Ethereum portfolio tracker that never asks for your keys
Add your Ethereum addresses (or ENS names, or read-only watch addresses) to rotki and you get balances, full transaction history, ERC-20 holdings, NFTs, and decoded DeFi activity for every protocol rotki ships a decoder for - all queried directly from the RPC endpoint you choose.
Supported features
- ETH and ERC-20 balances queried per tracked address against the RPC you configure.
- Transaction history decoded into readable events: transfers, swaps, approvals, deposits, withdrawals, protocol interactions.
- Dedicated decoders for a wide range of Ethereum protocols (Aave, Curve, Uniswap, MakerDAO, Lido, Morpho, Yearn, Pendle, and many more), so activity is tagged with the right counterparty instead of appearing as raw calls.
- NFT tracking for ERC-721 and ERC-1155 holdings, including ENS names.
- Primary ENS name resolution: tracked addresses display their primary ENS name across rotki.
- Free-tier tracking has no address-count limit; track as many Ethereum addresses as you like.
Limitations
- Ethereum-validator tracking (beacon chain balances, withdrawals, MEV, block-proposal rewards) is a separate, paid feature. See the Ethereum Validators integration page for details.
Setup
- 1In rotki, open Blockchain Balances → Ethereum → Add address. Paste your address or ENS name, optionally with a label.
- 2Optional: configure your preferred Ethereum RPC endpoint in Settings (a public default is provided). Pointing rotki at your own geth/reth/erigon node is the most private and reliable setup.
- 3In rotki, open History and let the initial sync run. The first sync of a long-history wallet can take a few minutes; subsequent syncs are incremental.
Frequently asked questions
Do my Ethereum addresses leave my machine?

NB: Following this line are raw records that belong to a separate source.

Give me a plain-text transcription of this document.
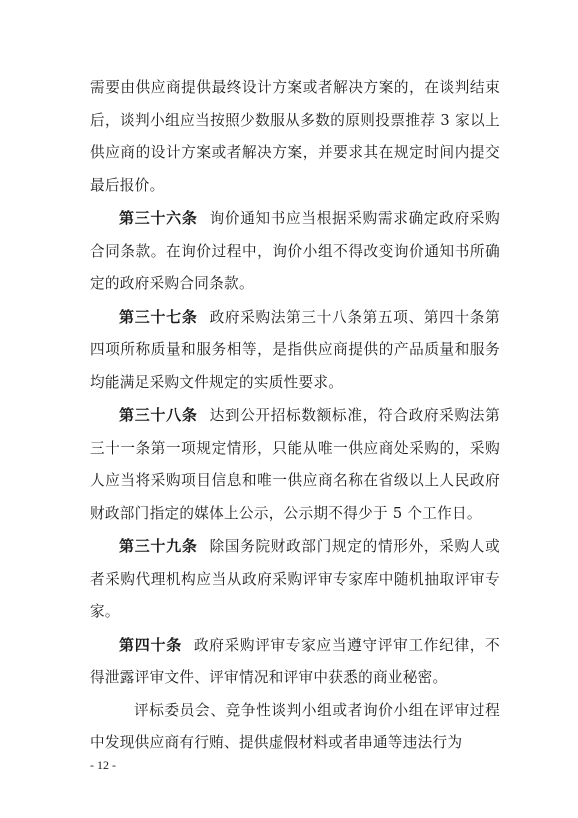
需要由供应商提供最终设计方案或者解决方案的，在谈判结束后，谈判小组应当按照少数服从多数的原则投票推荐 3 家以上供应商的设计方案或者解决方案，并要求其在规定时间内提交最后报价。

第三十六条 询价通知书应当根据采购需求确定政府采购合同条款。在询价过程中，询价小组不得改变询价通知书所确定的政府采购合同条款。

第三十七条 政府采购法第三十八条第五项、第四十条第四项所称质量和服务相等，是指供应商提供的产品质量和服务均能满足采购文件规定的实质性要求。

第三十八条 达到公开招标数额标准，符合政府采购法第三十一条第一项规定情形，只能从唯一供应商处采购的，采购人应当将采购项目信息和唯一供应商名称在省级以上人民政府财政部门指定的媒体上公示，公示期不得少于 5 个工作日。

第三十九条 除国务院财政部门规定的情形外，采购人或者采购代理机构应当从政府采购评审专家库中随机抽取评审专家。

第四十条 政府采购评审专家应当遵守评审工作纪律，不得泄露评审文件、评审情况和评审中获悉的商业秘密。

评标委员会、竞争性谈判小组或者询价小组在评审过程中发现供应商有行贿、提供虚假材料或者串通等违法行为

- 12 -
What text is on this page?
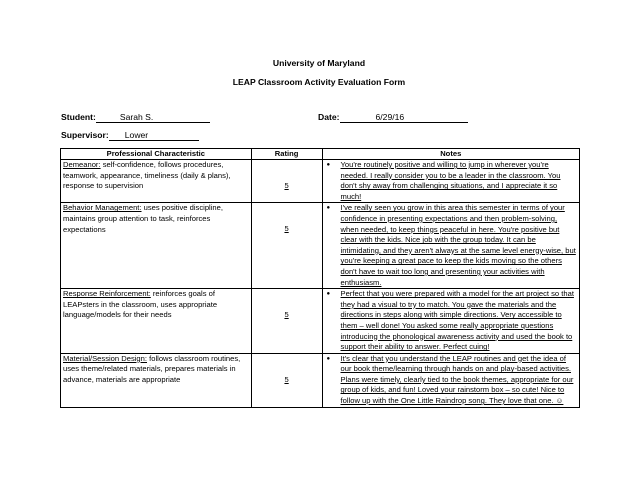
University of Maryland
LEAP Classroom Activity Evaluation Form
Student:	Sarah S.	Date:	6/29/16
Supervisor: Lower
Professional Characteristic	Rating	Notes
Demeanor: self-confidence, follows procedures, teamwork, appearance, timeliness (daily & plans), response to supervision	5	● You're routinely positive and willing to jump in wherever you're needed. I really consider you to be a leader in the classroom. You don't shy away from challenging situations, and I appreciate it so much!

Behavior Management: uses positive discipline, maintains group attention to task, reinforces expectations	5	● I've really seen you grow in this area this semester in terms of your confidence in presenting expectations and then problem-solving, when needed, to keep things peaceful in here. You're positive but clear with the kids. Nice job with the group today. It can be intimidating, and they aren't always at the same level energy-wise, but you're keeping a great pace to keep the kids moving so the others don't have to wait too long and presenting your activities with enthusiasm.

Response Reinforcement: reinforces goals of LEAPsters in the classroom, uses appropriate language/models for their needs	5	● Perfect that you were prepared with a model for the art project so that they had a visual to try to match. You gave the materials and the directions in steps along with simple directions. Very accessible to them – well done! You asked some really appropriate questions introducing the phonological awareness activity and used the book to support their ability to answer. Perfect cuing!

Material/Session Design: follows classroom routines, uses theme/related materials, prepares materials in advance, materials are appropriate	5	● It's clear that you understand the LEAP routines and get the idea of our book theme/learning through hands on and play-based activities. Plans were timely, clearly tied to the book themes, appropriate for our group of kids, and fun! Loved your rainstorm box – so cute! Nice to follow up with the One Little Raindrop song. They love that one. ☺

No. rotki is a local application that talks directly to the Ethereum RPC endpoint you configure - the public default, your own node, or a provider like Infura/Alchemy. The query goes from your computer to that endpoint without passing through any rotki-operated server.
Do I need to give rotki a private key or seed phrase?
No. rotki is read-only. You only ever add public addresses or ENS names.
Can I run rotki against my own Ethereum node?
Yes. Point rotki at your own RPC endpoint (geth, reth, erigon, nethermind, etc.) in Settings.
Does rotki decode my DeFi activity automatically?
Yes. rotki ships dedicated decoders for the major Ethereum DeFi protocols, so transactions show up as readable, counterparty-tagged events instead of raw call data.